Quel projet pour l'architecture?

Rédigé par Paul-Emmanuel LOIRET
Publié le 14/10/2014

Pour préparer la journée de synthèse des Universités d’été qui aura lieu le jeudi 16 octobre à Marseille, l'Ordre national des architectes a mis en ligne, depuis le 6 juin, un site ouvert à toutes les contributions autour des deux thèmes retenus : « habiter la métropole » et « habitat : mutations et innovations ». Architectes, décideurs, enseignants ont déposé leurs textes que vous pouvez aisément consulter et commenter. Paul-Emmanuel Loiret, architecte praticien au sein de l'agence Joly & Loiret, maitre-assistant titulaire des ENSA et enseignant associé au Labex CRAterre / AE&CC, ENSA Grenoble, pense qu'avant toute chose, il faut repenser l'enseignement de l'architecture. Il nous a fait parvenir son point de vue. 

QUEL PROJET POUR L’ARCHITECTURE ?


Certaines Ecoles Nationales Supérieures d’Architecture préparent actuellement leur dossier d’évaluation pour l’HCERES1 visant l’amélioration de la qualité de leur recherche et de leur formation.
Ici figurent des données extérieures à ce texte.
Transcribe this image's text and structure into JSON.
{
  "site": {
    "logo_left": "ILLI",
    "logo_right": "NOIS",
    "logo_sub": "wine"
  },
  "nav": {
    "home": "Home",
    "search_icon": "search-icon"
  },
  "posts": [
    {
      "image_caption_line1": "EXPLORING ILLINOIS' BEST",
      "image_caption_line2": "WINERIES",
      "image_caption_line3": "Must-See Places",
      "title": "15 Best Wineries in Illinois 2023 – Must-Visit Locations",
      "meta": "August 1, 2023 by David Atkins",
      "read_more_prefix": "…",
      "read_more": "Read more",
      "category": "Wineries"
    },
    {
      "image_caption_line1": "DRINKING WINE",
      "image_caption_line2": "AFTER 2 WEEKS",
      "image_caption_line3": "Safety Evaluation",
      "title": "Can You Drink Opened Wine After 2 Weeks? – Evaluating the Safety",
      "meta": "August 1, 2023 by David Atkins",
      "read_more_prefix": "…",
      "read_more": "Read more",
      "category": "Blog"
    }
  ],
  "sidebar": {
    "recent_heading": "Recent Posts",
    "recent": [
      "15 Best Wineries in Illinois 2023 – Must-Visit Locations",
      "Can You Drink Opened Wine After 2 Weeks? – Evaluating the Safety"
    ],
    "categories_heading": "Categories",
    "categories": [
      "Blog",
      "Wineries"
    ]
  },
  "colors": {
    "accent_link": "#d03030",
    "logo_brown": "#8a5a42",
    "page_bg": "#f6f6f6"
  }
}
Les enseignants et chercheurs y présentent les bilans et les évolutions pédagogiques vers lesquelles se projeter pour la période quadriennale 2016-2020. Cette réflexion est un enjeu national dans le sens où l’architecture, et son enseignement, préfigurent les espaces habités de demain. Elle soulève par là-même, la question du sens que nous devons donner à notre profession pour le siècle qui vient.
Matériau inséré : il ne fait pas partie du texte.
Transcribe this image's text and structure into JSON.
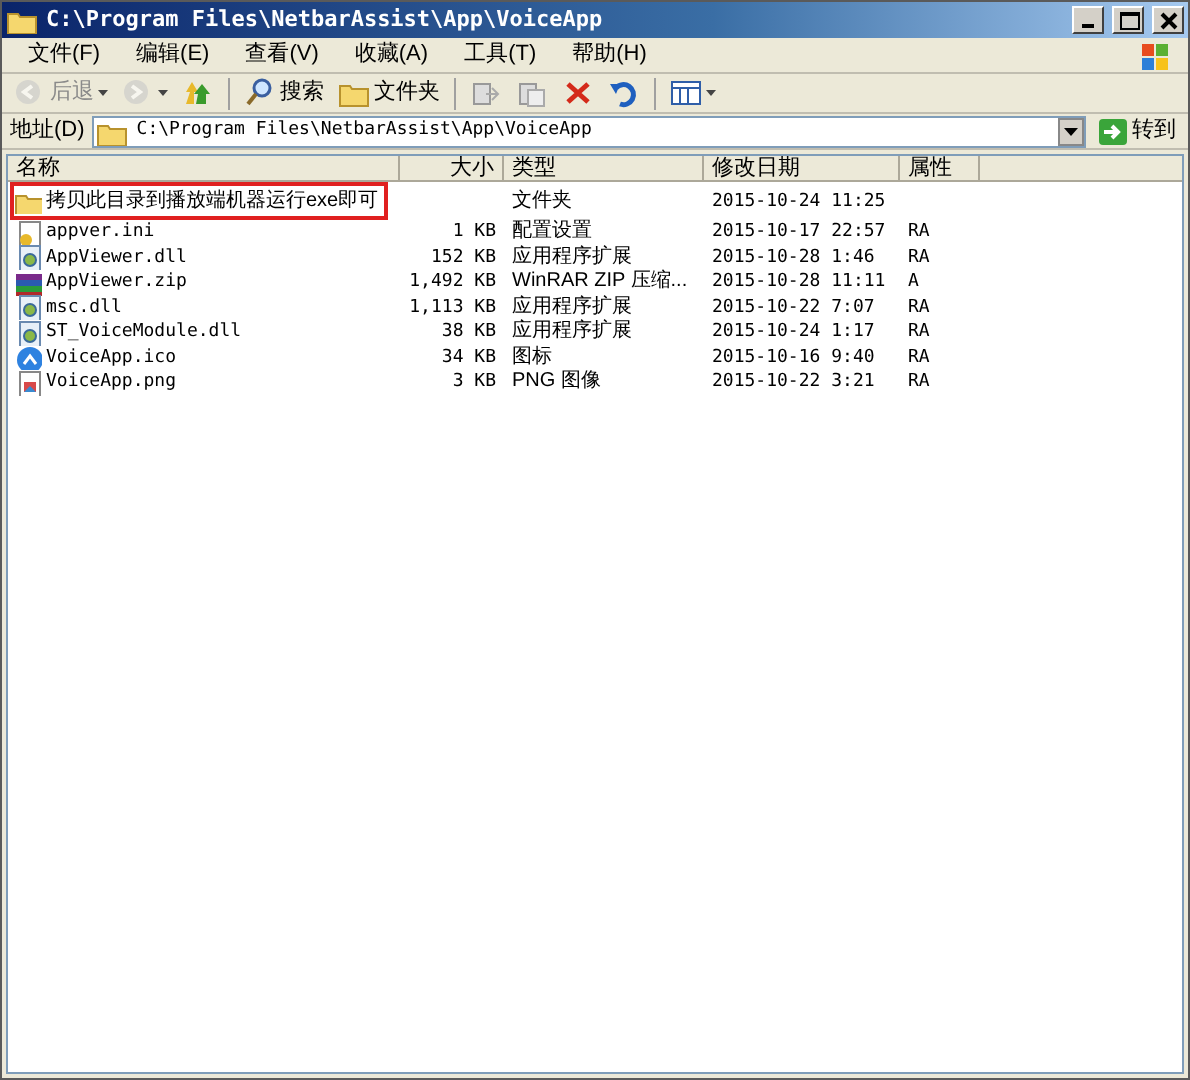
{
  "window": {
    "title": "C:\\Program Files\\NetbarAssist\\App\\VoiceApp"
  },
  "menu": [
    "文件(F)",
    "编辑(E)",
    "查看(V)",
    "收藏(A)",
    "工具(T)",
    "帮助(H)"
  ],
  "toolbar": [
    {
      "kind": "back",
      "label": "后退",
      "disabled": true
    },
    {
      "kind": "forward",
      "disabled": true
    },
    {
      "kind": "up"
    },
    {
      "kind": "search",
      "label": "搜索"
    },
    {
      "kind": "folders",
      "label": "文件夹"
    },
    {
      "kind": "move"
    },
    {
      "kind": "copy"
    },
    {
      "kind": "delete"
    },
    {
      "kind": "undo"
    },
    {
      "kind": "views"
    }
  ],
  "address": {
    "label": "地址(D)",
    "value": "C:\\Program Files\\NetbarAssist\\App\\VoiceApp",
    "go": "转到"
  },
  "table": {
    "columns": [
      "名称",
      "大小",
      "类型",
      "修改日期",
      "属性"
    ],
    "rows": [
      {
        "kind": "folder",
        "annotated": true,
        "cells": [
          "拷贝此目录到播放端机器运行exe即可",
          "",
          "文件夹",
          "2015-10-24 11:25",
          ""
        ]
      },
      {
        "kind": "ini",
        "annotated": false,
        "cells": [
          "appver.ini",
          "1 KB",
          "配置设置",
          "2015-10-17 22:57",
          "RA"
        ]
      },
      {
        "kind": "dll",
        "annotated": false,
        "cells": [
          "AppViewer.dll",
          "152 KB",
          "应用程序扩展",
          "2015-10-28 1:46",
          "RA"
        ]
      },
      {
        "kind": "zip",
        "annotated": false,
        "cells": [
          "AppViewer.zip",
          "1,492 KB",
          "WinRAR ZIP 压缩...",
          "2015-10-28 11:11",
          "A"
        ]
      },
      {
        "kind": "dll",
        "annotated": false,
        "cells": [
          "msc.dll",
          "1,113 KB",
          "应用程序扩展",
          "2015-10-22 7:07",
          "RA"
        ]
      },
      {
        "kind": "dll",
        "annotated": false,
        "cells": [
          "ST_VoiceModule.dll",
          "38 KB",
          "应用程序扩展",
          "2015-10-24 1:17",
          "RA"
        ]
      },
      {
        "kind": "ico",
        "annotated": false,
        "cells": [
          "VoiceApp.ico",
          "34 KB",
          "图标",
          "2015-10-16 9:40",
          "RA"
        ]
      },
      {
        "kind": "png",
        "annotated": false,
        "cells": [
          "VoiceApp.png",
          "3 KB",
          "PNG 图像",
          "2015-10-22 3:21",
          "RA"
        ]
      }
    ]
  }
}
La rédaction des stratégies d'avenir pour l'enseignement de l'architecture est toujours un âpre débat dans les ENSA. Débat dont nous devrions pourtant être spécialistes tant notre métier représente l’idée de projection (latin projicere, jeter vers l’avant), incarnée par le « Projet Architectural et Urbain », discipline centrale de l'enseignement de l’architecture en France. L’architecture n’est-elle pas aussi l’art de nous conduire vers un ailleurs, physique et/ou symbolique, au-delà de notre situation ? L’arkhé grecque à l’origine du préfixe archi, définit ainsi essentiellement une double fonction de commencement et de commandement. Une double fonction pour aller quelque part, ordonnatrice en préfiguration d’un devenir. Ce même arkhè a donné par exemple argos, lié au commandement du navire qui nous conduit au-delà des mers. L’accompagnement vers l’au-delà – plus loin que notre « contextité » d’Êtres mortels - via les temples et les tombeaux, vaisseaux immobiles ancrés dans leur milieu, est pareillement et manifestement le sens premier des architectures originelles.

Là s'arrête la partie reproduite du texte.